“White Bear has enough young men who are eligible to membership in the Legion to have a strong chapter if they all take an interest.”
Those words in the September 1919 White Bear Press announced the beginnings of American Legion Post 168, chartered a month later by Congress Oct. 8, 1919 as a patriotic veterans organization dedicated to “mutual helpfulness.”
That first meeting Sept. 8 was held in the city council chambers and called to order by Harrison Fuller, city editor of the St. Paul Dispatch. Those attending formed a committee chaired by Leslie Palmer to get the ball rolling for a charter. It was also decided to call it White Bear Post.
In November, 32 World War I servicemen became charter members. J.W. Mattimore was elected first commander. The veterans had familiar surnames like Long, Rief, Michaud, Webber, Labore, Auger, Garceau, Clark and LaRue. They wrote the constitution and bylaws.
A history of the Legion's origins was written by Edna Adam in 1980 for the White Bear Press and it is her three-page typed summary that provided much of the information here.
Adam served as Auxiliary president in 1949-'50. Her scrapbooks and photo albums are among the treasure trove of memorabilia discovered in the Legion basement; now in safekeeping with the historical society.
In her summary, Adam noted that membership picked up after 1945 when men from World War II started returning home. Average attendance, she wrote, was 35 to 45 at meetings, which were held in the library. Numbers were growing, and that meant the Legion needed its own home.
A carnival in the park behind the Post Office raised the necessary funds. “The post cleared several thousand dollars, enough to give a start on buying a clubhouse,” Adam recalled. “Sometime in late 1945, the present Legion Club at Banning and Third Street, known as Hardy's Corner and later LeVasseur's Store, was purchased.” Lyndon Long was first commander in the new quarters.
February 1952 marked the grand opening of a completely remodeled and redecorated club and hall, Adam recorded. “By now the trend to suburban living attracted many of the WWII and Korean veterans to White Bear Lake. Many of these veterans joined the Post so membership of 32 increased to 385.” Vietnam veterans also began contributing to membership rolls.

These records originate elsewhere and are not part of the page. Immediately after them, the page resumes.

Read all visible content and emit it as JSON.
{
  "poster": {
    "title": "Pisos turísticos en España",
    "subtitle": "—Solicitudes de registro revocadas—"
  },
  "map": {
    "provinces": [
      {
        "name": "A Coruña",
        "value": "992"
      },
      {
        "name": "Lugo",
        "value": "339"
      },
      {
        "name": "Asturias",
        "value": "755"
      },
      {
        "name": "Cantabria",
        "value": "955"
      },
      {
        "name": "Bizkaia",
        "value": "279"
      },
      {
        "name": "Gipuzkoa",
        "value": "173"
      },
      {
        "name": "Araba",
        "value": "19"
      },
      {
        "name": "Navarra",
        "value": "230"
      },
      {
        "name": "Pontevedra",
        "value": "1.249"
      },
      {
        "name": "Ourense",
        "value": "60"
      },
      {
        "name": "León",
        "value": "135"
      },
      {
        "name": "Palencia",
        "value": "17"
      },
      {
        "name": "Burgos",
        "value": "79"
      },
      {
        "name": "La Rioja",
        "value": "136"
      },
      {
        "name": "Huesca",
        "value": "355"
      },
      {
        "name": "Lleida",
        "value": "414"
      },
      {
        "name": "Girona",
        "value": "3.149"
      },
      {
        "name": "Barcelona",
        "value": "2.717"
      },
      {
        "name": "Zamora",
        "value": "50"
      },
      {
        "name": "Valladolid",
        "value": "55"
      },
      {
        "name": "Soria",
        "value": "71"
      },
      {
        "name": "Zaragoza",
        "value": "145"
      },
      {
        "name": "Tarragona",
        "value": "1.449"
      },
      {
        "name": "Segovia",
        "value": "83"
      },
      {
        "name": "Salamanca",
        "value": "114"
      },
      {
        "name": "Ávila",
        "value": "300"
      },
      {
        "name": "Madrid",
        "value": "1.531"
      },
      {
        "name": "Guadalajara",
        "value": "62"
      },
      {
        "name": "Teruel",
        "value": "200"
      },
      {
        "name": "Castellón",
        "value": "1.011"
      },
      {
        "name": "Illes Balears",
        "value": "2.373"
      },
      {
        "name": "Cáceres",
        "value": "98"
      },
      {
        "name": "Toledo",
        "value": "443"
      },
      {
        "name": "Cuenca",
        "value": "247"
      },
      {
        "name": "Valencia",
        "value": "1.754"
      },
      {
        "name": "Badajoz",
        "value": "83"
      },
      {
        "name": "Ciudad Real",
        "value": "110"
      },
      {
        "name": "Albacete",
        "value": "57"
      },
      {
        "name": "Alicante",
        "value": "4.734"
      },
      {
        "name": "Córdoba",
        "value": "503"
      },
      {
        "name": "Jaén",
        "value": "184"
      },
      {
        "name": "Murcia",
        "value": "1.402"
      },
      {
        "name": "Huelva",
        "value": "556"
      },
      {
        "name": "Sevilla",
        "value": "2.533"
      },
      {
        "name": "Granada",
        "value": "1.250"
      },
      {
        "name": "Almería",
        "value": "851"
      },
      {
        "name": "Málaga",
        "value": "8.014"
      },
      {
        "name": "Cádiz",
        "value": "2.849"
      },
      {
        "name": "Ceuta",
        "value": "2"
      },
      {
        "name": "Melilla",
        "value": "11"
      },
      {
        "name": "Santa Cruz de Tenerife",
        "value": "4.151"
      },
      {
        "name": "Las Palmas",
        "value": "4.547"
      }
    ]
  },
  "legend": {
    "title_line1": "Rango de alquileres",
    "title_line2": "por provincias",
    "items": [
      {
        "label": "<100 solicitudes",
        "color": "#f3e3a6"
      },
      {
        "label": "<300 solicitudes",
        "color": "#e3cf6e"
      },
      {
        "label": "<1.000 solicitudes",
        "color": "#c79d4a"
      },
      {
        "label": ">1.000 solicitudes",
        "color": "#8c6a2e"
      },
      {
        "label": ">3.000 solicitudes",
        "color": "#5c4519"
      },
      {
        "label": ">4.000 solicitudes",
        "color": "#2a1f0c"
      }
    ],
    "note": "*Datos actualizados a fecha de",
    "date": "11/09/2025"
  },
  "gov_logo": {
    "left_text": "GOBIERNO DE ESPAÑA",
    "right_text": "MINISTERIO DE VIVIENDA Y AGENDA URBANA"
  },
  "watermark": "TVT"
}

Remodeling was done again in 1979 “in keeping with the modernization and beautification of the community,” Adam wrote. “Post 168 is proud of its accomplishments of service to God and Country and has contributed much to our community through American Legion programs, undertaking many projects and cooperating with other civic groups.”
The Post sponsors an American Legion baseball team, a B Bantam hockey team, Boys State, a clown club and Sons of The Legion chapter, she noted. It also organizes a blood drive, the annual Memorial Day parade and participates in the Manitou Days parade. A recent project, Adam pointed out, was the replacement of five trees on Clark Avenue as a living memorial to White Bear Lake veterans of all wars.
One of the Post's outstanding “Americanism” projects, she continued, was the presentation of a new large American flag to be flown from the city flagpole.
Americanism is a word used early on in describing Legion objectives. Online, it is defined as a set of United States patriotic values aimed at creating a collective American identity.
The American Legion was early and firm in its opposition to anti-democracy ideologies, wrote the editor of The American Legion Magazine in a January 2019 article. “They had fought to make the world safe for democracy.” To the founders of the nation's largest veterans organization, the best kind of “ism” was Americanism.